The 50 percent rule will balance corn stover harvest with perennial and cover crops that produce profitable fuels while protecting our air, soil, and water. However, few Minnesota farmers currently grow perennial or cover crops because there are not programs in place for insurance and markets. Meaning new, advanced refineries won't be built until there is a reliable and sufficient supply of feedstock. That's why we are working with our partners on legislation this session to address these obstacles and get a successful program initiated here in Minnesota.

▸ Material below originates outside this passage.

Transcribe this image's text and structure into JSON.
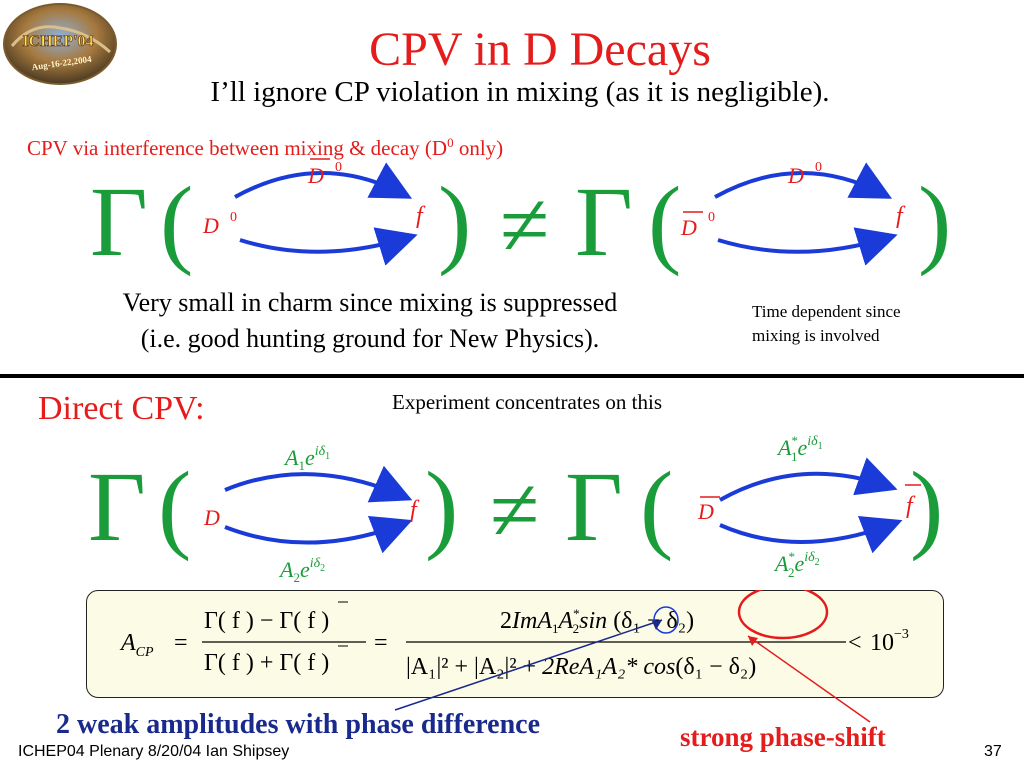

Creating an incentive for farmers to grow perennial crops assures advanced biofuel refineries will have the feedstock to operate at a profit. In turn, the state incentive program ensures that local landowners can profitably plant the perennial crops their facilities need to meet the 50 percent goal. As a result, this program becomes a win-win-win for everyone.Farms can diversify their cropping systems to include perennial crops while maintaining profitability. Perennial crops become economically viable, incentivizing more living cover on the land. Finally, Minnesota's biofuels industry gets a jumpstart, helping Minnesota become a world leader in this field; our fuel mix gets cleaner, greener, and more sustainable, while significantly improving water quality using a market-based approach rather than regulation.
The Working Lands Watershed Restoration Program bill that passed in the 2016 legislative session includes $594,000 in funding for development of an in-depth feasibility study and program plan to implement the program in two pilot watersheds. The incentive program will establish payments for farmers that grow perennial crops and for processing facilities participating in the program. Moreover, it will prioritize the program in the areas with the worst water quality problems and where a transition to perennial crops will have the most benefits.
We need to make this a priority and create the incentives to literally change the landscapes of Minnesota. This means fewer single crop corn fields and more fields of perennials. This program can help achieve the state's long-term renewable fuel and water-quality goals simultaneously, while also creating more habitat, healthier soils, and climate resiliency throughout the state, and reinvigorate Minnesota’s rural communities and economies in a sustainable way.